Psalms of new orientation tell us we can never go home again. That is not exactly what we want to hear. We are comfortable at home. We trust being home after all home is home sweet home. It is our fortress, our savior, our source of all that is and all that will be. It is where we find our joy and delight…… most of the time. But home, the trusted familiar, often camouflages a season of ragged and painful disarray.  Retreating guarantees stagnation. Is that really all we desire? Must we remain comfortable with the shadows that disrupt our rest?  Or do we dare turn to another source of salvation.
Considering the science of psychology is a little more than 100 years old it is amazing the conclusions reached by the author of the 30th Psalm.  First, humans desire seasons of well being. But humans experience seasons of hurt and alienation often resulting in resentment and self-pity.   Then we are surprised, even overwhelmed, when joy breaks through despair. The Psalmist identifies this as decisive move to live in the light of God’s grace. The Psalmist makes a radical leap from faith in himself to faith in something larger than she could imagine.  The author travels from fear, to surprise, to thanksgiving.
I believe with all my heart this is what brings us brings us to the Lord’s Table.  Enthralled by the midnight of our discontent we desire our mourning to be turned to dancing.
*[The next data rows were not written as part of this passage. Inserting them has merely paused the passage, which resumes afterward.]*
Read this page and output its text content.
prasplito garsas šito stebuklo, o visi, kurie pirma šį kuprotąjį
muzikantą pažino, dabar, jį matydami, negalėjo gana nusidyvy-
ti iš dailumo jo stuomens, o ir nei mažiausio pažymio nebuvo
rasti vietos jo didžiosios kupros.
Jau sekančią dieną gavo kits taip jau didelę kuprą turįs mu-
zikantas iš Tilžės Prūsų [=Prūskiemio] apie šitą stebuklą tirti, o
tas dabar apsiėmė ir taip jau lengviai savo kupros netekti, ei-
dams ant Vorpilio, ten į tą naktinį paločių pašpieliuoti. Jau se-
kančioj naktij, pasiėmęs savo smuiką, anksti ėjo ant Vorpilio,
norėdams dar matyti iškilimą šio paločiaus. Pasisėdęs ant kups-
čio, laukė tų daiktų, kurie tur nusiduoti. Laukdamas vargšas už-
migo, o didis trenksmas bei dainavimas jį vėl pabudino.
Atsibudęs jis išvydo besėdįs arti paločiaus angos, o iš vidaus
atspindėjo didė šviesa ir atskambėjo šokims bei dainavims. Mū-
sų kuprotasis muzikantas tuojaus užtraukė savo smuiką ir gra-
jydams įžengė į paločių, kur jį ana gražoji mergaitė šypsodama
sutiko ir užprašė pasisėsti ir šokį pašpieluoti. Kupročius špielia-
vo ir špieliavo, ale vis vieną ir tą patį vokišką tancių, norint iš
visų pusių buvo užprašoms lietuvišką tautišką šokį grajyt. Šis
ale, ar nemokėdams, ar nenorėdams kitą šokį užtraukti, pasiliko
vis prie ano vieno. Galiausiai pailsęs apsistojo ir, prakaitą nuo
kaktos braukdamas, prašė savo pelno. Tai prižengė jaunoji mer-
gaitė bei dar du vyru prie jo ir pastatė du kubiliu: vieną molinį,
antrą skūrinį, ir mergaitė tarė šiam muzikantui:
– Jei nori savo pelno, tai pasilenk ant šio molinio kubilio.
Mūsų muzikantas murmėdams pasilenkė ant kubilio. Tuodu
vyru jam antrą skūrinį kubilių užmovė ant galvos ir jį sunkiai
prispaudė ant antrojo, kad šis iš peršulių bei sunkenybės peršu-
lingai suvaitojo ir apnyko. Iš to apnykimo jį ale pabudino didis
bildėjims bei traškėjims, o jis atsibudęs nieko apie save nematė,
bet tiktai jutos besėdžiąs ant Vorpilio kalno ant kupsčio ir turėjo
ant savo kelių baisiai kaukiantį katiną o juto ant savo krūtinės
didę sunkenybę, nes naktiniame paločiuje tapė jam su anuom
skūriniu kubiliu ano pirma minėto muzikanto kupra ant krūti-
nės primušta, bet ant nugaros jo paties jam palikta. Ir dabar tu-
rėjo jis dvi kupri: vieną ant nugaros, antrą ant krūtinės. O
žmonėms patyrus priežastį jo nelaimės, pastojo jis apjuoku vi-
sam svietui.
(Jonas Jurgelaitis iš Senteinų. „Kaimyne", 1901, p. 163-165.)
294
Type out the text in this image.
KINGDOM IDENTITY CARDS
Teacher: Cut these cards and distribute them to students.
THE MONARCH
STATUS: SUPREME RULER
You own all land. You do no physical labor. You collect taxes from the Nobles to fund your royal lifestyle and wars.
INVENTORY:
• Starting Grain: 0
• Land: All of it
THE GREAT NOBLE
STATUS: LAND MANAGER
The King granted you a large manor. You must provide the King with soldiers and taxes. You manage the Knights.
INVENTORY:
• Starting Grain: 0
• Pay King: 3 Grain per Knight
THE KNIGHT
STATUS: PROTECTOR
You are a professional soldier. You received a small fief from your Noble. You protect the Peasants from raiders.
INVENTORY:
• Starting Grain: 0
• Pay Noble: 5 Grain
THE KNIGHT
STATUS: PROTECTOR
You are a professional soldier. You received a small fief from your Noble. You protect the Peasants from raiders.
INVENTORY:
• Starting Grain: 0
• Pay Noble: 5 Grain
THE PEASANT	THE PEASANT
The body broken reminds us of our own brokenness. But each time the cup is lifted we are surprised by the gift of God’s grace. Going home is no longer a return to the expected but a journey into new possibilities.  When we travel uplifted by the grace of God, we travel clothed with joy, we travel a new road, living a new life all to the glory of God. In our joy we are able to sing:
O God, shine forth into the darkness of our night.
O God, melt the frost that encompasses our soul.
Wake us to the dawn of a new day,
Filled with colors we have never before experienced.
You have turned our mourning into dancing,
And we will give you thanks forever.               Amen.